For a little perspective, 3.6 million Americans were prescribed an Epipen in 2015.
The company, of course, tries to deny that it is doing anything wrong. Mylan keeps trying to shift blame onto the middlemen, saying that they are the ones who ultimately determine the final cost. I will call that for what it is – B.S.
Why would a drug that costs so little to make require such a hefty price tag? One could ask Mylan’s CEO Heather Bresch that question. From 2007 to 2016, her salary increased by 671% to nearly $19 million, and yes, her serendipitous raise falls in line with Epipen’s price gouging.

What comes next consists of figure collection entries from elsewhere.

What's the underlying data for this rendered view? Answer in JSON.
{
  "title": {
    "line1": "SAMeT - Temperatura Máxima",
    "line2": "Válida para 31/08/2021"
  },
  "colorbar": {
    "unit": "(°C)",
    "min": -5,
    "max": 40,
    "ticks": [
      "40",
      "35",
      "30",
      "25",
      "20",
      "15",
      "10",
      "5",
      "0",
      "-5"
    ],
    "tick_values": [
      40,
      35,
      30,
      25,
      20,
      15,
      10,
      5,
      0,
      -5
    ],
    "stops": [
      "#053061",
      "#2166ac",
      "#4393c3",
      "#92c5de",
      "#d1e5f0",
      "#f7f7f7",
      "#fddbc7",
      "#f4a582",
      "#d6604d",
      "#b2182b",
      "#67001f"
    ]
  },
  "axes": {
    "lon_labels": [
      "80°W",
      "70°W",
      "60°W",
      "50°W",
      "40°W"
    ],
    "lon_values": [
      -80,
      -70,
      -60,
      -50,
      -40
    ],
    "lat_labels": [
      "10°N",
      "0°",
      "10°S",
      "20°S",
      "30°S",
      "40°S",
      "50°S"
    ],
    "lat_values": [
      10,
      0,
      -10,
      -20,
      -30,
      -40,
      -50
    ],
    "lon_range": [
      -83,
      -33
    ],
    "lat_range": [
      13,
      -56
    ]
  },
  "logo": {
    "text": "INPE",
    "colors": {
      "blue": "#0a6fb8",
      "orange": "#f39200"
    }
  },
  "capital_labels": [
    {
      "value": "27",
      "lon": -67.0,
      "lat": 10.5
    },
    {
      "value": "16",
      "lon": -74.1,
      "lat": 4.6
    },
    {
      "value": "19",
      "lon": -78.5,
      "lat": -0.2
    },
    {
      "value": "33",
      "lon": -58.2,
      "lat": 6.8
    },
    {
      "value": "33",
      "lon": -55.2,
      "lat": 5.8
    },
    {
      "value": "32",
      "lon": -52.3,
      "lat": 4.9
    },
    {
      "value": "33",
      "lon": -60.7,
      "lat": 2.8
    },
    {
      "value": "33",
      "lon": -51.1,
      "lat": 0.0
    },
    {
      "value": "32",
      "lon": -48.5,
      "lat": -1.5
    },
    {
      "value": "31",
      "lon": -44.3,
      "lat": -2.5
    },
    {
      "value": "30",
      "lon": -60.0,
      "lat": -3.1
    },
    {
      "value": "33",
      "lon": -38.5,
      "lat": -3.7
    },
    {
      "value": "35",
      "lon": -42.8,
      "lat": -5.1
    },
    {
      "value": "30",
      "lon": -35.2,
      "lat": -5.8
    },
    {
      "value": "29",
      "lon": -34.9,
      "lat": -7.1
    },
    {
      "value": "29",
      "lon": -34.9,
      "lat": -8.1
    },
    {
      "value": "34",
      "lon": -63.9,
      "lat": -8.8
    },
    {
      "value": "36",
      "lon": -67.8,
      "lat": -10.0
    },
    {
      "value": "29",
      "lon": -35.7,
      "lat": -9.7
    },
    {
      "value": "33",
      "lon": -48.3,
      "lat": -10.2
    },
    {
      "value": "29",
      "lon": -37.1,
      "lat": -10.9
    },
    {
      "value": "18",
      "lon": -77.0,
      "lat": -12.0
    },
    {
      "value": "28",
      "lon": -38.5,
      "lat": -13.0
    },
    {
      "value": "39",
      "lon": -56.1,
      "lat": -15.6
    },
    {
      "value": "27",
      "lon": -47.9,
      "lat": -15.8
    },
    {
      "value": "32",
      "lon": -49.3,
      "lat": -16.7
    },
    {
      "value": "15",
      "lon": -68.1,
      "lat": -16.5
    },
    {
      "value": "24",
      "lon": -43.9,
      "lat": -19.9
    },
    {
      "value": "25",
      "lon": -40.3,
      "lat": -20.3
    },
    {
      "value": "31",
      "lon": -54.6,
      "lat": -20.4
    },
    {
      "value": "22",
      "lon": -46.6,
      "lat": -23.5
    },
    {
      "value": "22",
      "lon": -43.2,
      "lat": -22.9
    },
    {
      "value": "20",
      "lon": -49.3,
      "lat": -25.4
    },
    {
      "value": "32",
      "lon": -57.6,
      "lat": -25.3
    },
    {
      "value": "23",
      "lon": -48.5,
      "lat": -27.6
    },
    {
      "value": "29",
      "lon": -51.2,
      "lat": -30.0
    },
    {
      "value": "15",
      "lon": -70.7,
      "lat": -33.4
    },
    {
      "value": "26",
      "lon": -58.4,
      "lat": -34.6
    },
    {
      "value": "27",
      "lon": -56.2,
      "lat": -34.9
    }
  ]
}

Mylan has spent an exorbitant amount of money over the years on public campaigns, raising awareness about allergies and life-threatening anaphylaxis. Now practically every school and emergency room have an Epipen on hand. Their marketing strategy has paid off, literally. It hardly matters that Mylan has so generously (yes, that is sarcasm) offered to produce a generic version of the EpiPen for sale at $300 for a two-pack. Too late and quite frankly, not enough. This is still a tremendous price hike from the cost when Mylan acquired the drug in 2007, especially when you consider how little it costs to make.
In the Name of Morals
A Mylan brand Epipen two-pack in Canada would cost you only $260. Why in America is it more than twice that amount?
The problem in the United States is that there is no regulation of the pharmaceutical industry. For example, Medicare cannot negotiate for lower drug prices. Though Mylan Pharmaceuticals has been forced to pay the government $465 million for overcharging Medicaid, its profit margins remain out of control.
Until something changes, the pharmaceutical companies have all the power, and they are wielding their scepters like greedy tyrants. The public outrage over Martin Shkreli’s antics did not stop Mylan Pharmaceuticals from instigating their own price hikes. What is to stop another company from doing the same in a few months time?
Lives are at stake.
This is a moral issue.
The pharmaceutical industry’s hold on our health-care system is making us sick in every way possible. We need reform and we need it now more than ever.
Update: In March 2017, there was a recall of 13 lots of Epi-Pen and Epi-Pen Jr due to a failure in the devices to activate. That’s a way to build our confidence, Big Pharma! Charging excessive amounts of medications that don’t work in emergency, life-threatening situations.